George Bernard Shaw captured the weird, other-worldly atmosphere of Skellig Michael best:
“An incredible, impossible, mad place…….I tell you the thing does not belong to any world that you and I have lived and worked in: it is part of our dream world.“
Skellig Michael feels surreal – there is something undoubtedly mystical in the air. The fact that people actually lived on this tiny, harsh rock battered by the Atlantic is unfathomable.
It takes a bit of effort to get there; stay in Portmagee, Kerry (below), as the boats leave from there, and it’s dinky and colourful. There’s a B&B on the waterfront that will contact the boat men and arrange it for you.
With the mists breaking over Valentia Island, the journey out there in the early morning is pure adventure.
Dose up on seasickness pills: the boat is a bockety old tub that bounces up and down violently for an hour, and there are no life-jackets to be seen. You give your name to the captain before descending a rusty ladder into the craft, and he collects the cash for the passage during the journey (€40 approx):
It’s not for the faint-hearted. There is no harbour on Skellig Michael: you need to haul yourself from the boat onto a makeshift jetty, carved from the rock of the island. You may find yourself, as I did, with one leg in the dramatically listing boat and the other on the rock, with a salty sea-dog roaring at you to ‘JUMP!’:
Once you’re on the rock, the paths up are precipitous and vertiginous:
There have been recent deaths on Skellig Michael, from falls: it’s easy to stop watching your feet and to lose your balance. The steps are unreal, as if built by ancient giants, some of them leading up into the clouds and fairly scary to climb:
There are sheer drops to the side of you on the paths, for most of the way up:
Little Skellig provides the views in the distance; you cannot alight on it but the boats will circle it on the way.
The Skelligs are full of puffins until about July: they are everywhere, and quite used to humans:
At the top of Skellig Michael is the site of the ancient monastery, dating from a thousand years ago.
Here is where a sense of quiet awe takes over – the improbable thought of people living in these beehive huts all year round, lashed by the Atlantic winds, is astounding.

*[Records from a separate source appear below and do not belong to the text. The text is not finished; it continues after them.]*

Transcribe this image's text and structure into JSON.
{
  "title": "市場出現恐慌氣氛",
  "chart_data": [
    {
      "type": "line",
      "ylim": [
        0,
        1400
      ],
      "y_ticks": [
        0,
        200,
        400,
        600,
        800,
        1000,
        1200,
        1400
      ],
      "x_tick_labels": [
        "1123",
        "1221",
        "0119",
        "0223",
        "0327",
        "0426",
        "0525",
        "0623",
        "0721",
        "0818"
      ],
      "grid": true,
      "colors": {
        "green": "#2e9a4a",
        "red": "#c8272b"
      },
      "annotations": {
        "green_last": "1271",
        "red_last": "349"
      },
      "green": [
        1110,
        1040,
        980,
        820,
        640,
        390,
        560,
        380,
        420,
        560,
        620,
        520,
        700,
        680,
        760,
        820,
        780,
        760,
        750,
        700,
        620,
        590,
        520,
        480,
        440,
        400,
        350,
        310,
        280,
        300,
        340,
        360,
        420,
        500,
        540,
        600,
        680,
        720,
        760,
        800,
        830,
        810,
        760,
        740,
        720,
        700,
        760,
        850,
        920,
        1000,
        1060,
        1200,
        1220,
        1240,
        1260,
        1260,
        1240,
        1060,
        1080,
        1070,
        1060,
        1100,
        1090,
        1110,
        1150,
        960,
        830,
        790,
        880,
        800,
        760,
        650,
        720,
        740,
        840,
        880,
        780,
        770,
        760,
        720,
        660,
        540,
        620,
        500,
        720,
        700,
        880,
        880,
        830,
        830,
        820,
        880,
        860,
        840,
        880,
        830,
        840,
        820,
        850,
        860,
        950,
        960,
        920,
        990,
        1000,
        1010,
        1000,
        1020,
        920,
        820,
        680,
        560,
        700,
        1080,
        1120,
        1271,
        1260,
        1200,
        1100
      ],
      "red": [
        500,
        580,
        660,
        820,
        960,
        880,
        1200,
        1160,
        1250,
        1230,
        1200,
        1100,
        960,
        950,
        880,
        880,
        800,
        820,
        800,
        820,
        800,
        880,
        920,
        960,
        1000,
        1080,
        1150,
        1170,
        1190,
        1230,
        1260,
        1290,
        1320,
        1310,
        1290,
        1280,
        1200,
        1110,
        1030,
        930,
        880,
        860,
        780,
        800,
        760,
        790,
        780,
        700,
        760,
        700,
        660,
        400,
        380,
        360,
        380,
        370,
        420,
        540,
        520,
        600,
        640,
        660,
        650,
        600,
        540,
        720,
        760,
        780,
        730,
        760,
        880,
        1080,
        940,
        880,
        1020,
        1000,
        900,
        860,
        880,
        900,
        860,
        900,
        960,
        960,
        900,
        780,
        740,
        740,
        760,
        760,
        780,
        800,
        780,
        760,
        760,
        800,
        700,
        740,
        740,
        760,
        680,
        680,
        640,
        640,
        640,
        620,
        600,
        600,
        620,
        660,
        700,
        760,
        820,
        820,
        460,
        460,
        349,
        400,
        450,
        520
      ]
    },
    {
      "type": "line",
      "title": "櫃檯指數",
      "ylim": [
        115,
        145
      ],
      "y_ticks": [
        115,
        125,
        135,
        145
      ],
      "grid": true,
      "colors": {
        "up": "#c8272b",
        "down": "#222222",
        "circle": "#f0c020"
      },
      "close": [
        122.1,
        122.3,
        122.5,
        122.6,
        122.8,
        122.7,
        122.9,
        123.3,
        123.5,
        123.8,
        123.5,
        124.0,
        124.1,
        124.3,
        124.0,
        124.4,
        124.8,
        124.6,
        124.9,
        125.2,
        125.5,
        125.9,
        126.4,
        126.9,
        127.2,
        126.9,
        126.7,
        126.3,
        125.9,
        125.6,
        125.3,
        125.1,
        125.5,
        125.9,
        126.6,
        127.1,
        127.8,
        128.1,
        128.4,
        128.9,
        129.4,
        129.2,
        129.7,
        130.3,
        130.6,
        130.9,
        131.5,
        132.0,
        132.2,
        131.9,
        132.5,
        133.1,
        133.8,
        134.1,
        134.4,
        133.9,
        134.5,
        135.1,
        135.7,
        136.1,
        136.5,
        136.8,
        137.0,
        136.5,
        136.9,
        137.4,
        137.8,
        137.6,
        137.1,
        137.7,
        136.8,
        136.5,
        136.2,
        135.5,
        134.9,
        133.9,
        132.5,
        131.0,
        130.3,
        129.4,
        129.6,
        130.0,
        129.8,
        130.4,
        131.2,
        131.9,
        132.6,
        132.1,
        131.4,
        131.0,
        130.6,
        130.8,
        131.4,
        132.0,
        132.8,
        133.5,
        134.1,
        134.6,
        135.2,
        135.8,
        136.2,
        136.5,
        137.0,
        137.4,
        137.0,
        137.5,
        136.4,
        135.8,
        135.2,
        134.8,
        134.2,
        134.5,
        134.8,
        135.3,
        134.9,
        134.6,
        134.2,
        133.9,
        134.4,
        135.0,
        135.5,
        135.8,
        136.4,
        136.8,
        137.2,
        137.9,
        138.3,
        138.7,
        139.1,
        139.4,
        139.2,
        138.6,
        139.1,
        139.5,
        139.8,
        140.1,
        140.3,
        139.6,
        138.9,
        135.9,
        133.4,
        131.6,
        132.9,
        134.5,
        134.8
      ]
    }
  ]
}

There is a real sense of mystery; if I were spiritual I’d say it was, er, spiritual:
The monks are buried here; their misshapen graves overlooking Little Skellig:
They lived here until the 12th or 13th century, when the climate became colder and stormier and the living too harsh, at which point the small community moved to the mainland. It is gobsmacking, when you’re looking into the beehives (where you can still see the rocky shelves they slept on), to imagine anyone staying there permanently.

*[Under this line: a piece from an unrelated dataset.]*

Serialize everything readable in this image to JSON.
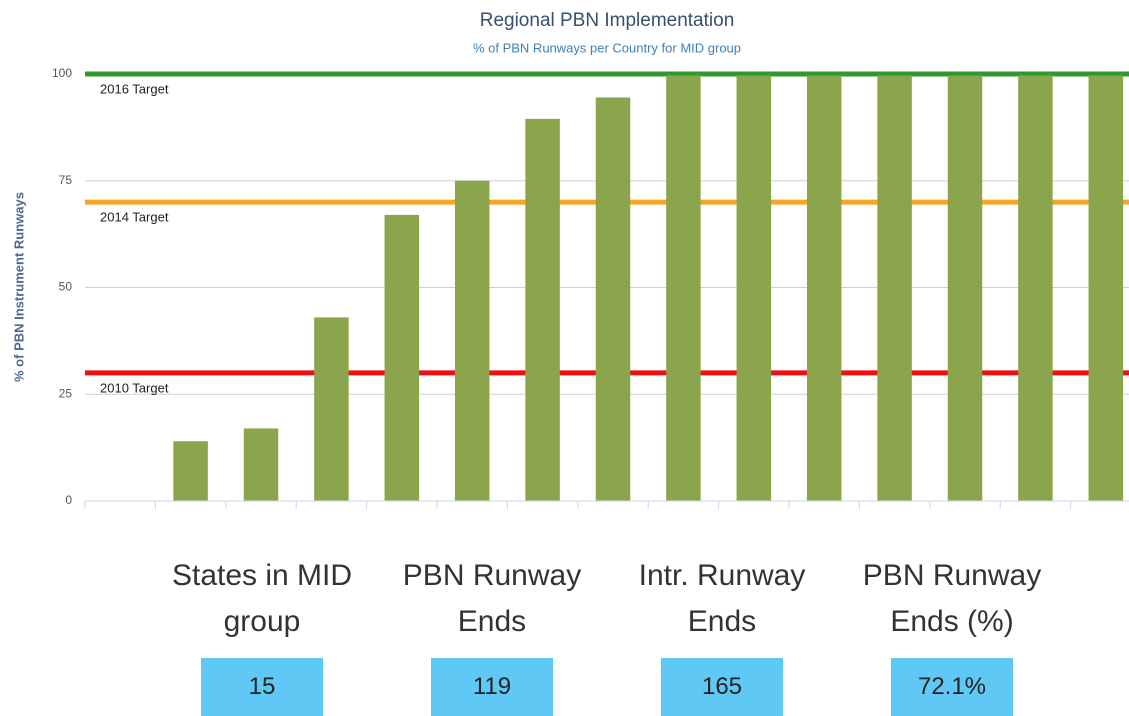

Views of Little Skellig from the pinnacle
George Bernard Shaw said ‘I hardly feel real again yet’ after visiting Skellig Michael.
The other-worldly atmosphere, and the strange buzz you get from exploring a place so alien and out of place, stay with you for months afterwards. I couldn’t stop thinking about the whole day, from the mental boat ride to the climb up to the beehives and down again.
Boats near Little Skellig
Puffin on Skellig Michael
Coming down is no easier than going up; please do not wear flappy flares, like I did.
There are over 600 steps, all of them vertical, wonky and treacherous.
The view from the steps to the modern pathway below
Puffins on Skellig Michael
At the summit
Wild and rocky Atlantic vistas
Leaving Skellig Michael
Back on the mainland, Skellig Michael exerts a strange, magnetic pull over the landscape: you stare and stare at it, and you hardly believe that you were there:
Views from Valentia Island
Oh! and there are no toilets on Skellig Michael, so go easy on the liquids.